Experimental and Stochastic Model Analysis of the Influence of SIC1, CLN2 and CLB5 Transcriptional Noise on the Timing Regulation of G1/S Transition in S. Cerevisiae Cell-Cycle

Abstract

Gene expression results in significant fluctuations in transcriptional and translational abundance among cells of a genetically identical population. Remarkably, strong regulatory mechanisms in Saccharomyces cerevisiae cell-cycle enable its progression despite these fluctuations.Our work combining modeling and experimental approaches investigates the influence of stochasticity in gene expression, especially in transcription, for timing regulation of the G1/S transition. We focus on Sic1, a cyclin-dependent kinase inhibitor, and its interacting partners, the cyclins Cln2 and Clb5. The interplay of these cell-cycle regulators is critical for precise timing of the G1-phase exit.We quantify SIC1 transcripts level and transcriptional noise in a cell population via fluorescence microscopy by taking advantage of two highly sensitive single molecule detection methods, the MS2-CP and the Fluorescence in situ Hybridisation (FISH) techniques.
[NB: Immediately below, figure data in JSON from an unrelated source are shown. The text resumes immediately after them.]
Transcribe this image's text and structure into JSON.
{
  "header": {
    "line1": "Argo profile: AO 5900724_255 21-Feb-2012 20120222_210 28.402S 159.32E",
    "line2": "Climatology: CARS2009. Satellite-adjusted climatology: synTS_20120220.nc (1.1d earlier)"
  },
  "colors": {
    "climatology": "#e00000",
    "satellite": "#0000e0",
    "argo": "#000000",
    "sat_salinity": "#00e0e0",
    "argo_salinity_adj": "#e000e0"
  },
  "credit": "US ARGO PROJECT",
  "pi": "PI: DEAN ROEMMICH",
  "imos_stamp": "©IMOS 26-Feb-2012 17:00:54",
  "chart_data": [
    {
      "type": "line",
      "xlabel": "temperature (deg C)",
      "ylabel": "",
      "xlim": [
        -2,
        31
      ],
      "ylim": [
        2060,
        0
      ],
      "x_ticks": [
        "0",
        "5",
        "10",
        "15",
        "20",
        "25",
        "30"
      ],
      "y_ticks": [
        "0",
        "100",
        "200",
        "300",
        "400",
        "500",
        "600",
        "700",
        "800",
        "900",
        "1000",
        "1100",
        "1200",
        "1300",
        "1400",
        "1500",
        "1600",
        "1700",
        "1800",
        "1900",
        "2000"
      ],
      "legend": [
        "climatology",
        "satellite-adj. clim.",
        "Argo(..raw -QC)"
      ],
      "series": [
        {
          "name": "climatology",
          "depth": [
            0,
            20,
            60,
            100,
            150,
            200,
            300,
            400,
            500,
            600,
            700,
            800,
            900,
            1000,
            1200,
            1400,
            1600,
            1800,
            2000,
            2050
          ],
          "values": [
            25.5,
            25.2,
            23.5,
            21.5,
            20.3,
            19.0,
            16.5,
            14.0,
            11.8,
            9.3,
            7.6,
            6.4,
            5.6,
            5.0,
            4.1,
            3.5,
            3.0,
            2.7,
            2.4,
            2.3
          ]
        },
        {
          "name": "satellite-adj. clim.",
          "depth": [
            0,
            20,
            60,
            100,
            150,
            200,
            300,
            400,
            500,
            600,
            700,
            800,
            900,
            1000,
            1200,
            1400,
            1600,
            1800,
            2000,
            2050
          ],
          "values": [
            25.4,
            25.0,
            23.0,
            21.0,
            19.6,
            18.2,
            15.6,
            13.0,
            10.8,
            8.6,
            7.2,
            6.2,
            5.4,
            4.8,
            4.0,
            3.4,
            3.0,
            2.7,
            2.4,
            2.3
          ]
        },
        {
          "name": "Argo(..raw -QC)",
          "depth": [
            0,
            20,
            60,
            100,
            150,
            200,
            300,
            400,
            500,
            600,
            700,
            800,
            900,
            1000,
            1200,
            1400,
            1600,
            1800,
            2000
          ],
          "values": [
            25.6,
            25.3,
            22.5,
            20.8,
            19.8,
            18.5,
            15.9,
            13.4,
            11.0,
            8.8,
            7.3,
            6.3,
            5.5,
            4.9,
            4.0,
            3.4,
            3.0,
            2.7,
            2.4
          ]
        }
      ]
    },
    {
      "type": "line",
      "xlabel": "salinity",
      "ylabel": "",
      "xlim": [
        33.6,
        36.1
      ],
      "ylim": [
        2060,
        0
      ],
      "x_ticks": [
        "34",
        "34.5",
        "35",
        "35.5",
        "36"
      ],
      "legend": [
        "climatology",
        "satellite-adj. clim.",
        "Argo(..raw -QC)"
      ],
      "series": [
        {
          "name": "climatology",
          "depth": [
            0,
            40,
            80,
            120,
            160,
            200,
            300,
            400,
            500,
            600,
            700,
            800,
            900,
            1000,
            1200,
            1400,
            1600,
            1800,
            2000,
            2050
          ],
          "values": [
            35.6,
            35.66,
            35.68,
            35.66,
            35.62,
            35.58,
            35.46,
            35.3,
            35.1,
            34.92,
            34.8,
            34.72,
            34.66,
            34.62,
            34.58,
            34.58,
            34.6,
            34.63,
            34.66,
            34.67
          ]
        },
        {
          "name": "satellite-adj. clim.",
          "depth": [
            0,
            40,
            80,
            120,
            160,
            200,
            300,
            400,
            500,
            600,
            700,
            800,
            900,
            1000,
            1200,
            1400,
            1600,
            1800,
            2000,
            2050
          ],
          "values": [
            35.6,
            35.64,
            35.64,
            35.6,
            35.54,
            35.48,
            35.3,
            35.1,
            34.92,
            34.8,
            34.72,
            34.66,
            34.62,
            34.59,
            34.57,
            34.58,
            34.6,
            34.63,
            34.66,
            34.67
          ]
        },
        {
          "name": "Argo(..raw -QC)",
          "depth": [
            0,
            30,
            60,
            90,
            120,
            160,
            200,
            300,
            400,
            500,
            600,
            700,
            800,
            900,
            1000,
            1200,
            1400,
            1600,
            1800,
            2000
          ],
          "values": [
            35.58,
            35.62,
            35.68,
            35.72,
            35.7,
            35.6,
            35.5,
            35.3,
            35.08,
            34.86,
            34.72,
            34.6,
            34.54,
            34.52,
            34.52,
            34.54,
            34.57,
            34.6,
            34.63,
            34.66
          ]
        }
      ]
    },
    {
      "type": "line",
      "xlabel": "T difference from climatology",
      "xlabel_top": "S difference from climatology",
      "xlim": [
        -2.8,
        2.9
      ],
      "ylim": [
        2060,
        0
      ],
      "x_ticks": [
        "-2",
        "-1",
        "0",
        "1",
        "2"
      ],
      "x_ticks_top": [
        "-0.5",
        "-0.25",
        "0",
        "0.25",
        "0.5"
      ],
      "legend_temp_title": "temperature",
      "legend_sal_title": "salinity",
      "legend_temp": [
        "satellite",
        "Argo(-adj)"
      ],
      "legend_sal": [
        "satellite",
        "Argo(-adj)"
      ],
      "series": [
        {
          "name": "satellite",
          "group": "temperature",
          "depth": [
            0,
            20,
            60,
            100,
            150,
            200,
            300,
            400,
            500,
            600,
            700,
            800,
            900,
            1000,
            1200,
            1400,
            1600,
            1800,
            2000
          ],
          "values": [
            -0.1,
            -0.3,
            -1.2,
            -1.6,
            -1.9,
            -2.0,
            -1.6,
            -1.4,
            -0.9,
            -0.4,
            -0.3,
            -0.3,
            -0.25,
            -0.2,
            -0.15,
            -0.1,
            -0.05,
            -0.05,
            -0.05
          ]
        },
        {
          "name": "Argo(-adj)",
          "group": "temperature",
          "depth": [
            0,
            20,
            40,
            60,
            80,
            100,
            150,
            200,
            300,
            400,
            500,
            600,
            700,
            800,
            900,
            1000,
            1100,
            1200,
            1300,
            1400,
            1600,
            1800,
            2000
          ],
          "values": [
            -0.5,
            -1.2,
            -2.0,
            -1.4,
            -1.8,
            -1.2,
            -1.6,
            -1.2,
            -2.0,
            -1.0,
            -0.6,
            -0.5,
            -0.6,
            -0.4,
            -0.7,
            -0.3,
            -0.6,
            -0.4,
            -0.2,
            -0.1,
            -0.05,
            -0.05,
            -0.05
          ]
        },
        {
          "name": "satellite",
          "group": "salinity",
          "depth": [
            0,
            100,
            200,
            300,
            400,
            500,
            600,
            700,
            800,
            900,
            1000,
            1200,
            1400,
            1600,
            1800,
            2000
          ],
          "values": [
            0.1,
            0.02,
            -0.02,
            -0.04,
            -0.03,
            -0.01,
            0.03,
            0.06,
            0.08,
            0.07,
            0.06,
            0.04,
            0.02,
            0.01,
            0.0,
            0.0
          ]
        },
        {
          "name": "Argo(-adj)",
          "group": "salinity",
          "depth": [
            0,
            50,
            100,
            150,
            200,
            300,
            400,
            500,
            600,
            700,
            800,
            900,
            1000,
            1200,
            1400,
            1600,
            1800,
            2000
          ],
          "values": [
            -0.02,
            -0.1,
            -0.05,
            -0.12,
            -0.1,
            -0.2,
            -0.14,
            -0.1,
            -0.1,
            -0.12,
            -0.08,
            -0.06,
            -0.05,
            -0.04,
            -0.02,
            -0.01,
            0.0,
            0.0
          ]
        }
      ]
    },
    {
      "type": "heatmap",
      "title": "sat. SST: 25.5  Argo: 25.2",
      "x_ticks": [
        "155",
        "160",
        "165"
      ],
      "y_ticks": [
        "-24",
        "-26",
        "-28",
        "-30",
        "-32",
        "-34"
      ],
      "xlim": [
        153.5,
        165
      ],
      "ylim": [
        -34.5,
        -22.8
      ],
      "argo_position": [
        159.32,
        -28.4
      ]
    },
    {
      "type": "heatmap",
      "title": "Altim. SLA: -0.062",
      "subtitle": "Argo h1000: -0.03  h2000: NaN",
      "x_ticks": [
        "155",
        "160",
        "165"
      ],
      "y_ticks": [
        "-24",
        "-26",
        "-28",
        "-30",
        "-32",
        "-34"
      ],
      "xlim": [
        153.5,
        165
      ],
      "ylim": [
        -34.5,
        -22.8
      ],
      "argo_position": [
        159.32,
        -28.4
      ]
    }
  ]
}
We used these data to explore a stochastic model for the G1/S transition timing regulation focusing on the fluctuations of SIC1 transcripts level.The experimental investigation revealed a distribution between 0 and 10 SIC1 mRNAs per cell and a significant increase of transcripts in the G1-phase. Our model predicts that by producing only a few SIC1 mRNAs, as observed in our experiments, the cell ensures low noise level of Sic1 protein and an exact timing of the S-phase entrance.We conclude that timing properties in yeast cell-cycle are highly influenced on the molecular level by discrete abundance of transcription products. Essentially, transcription regulation is involved in maintaining robustness in cell-cycle progression.To obtain a comprehensive understanding of transcription regulation at an interacting-proteins-network level, we are now measuring CLN2 and CLB5 transcript levels to investigate the correlation of their transcript levels as well as that of SIC1.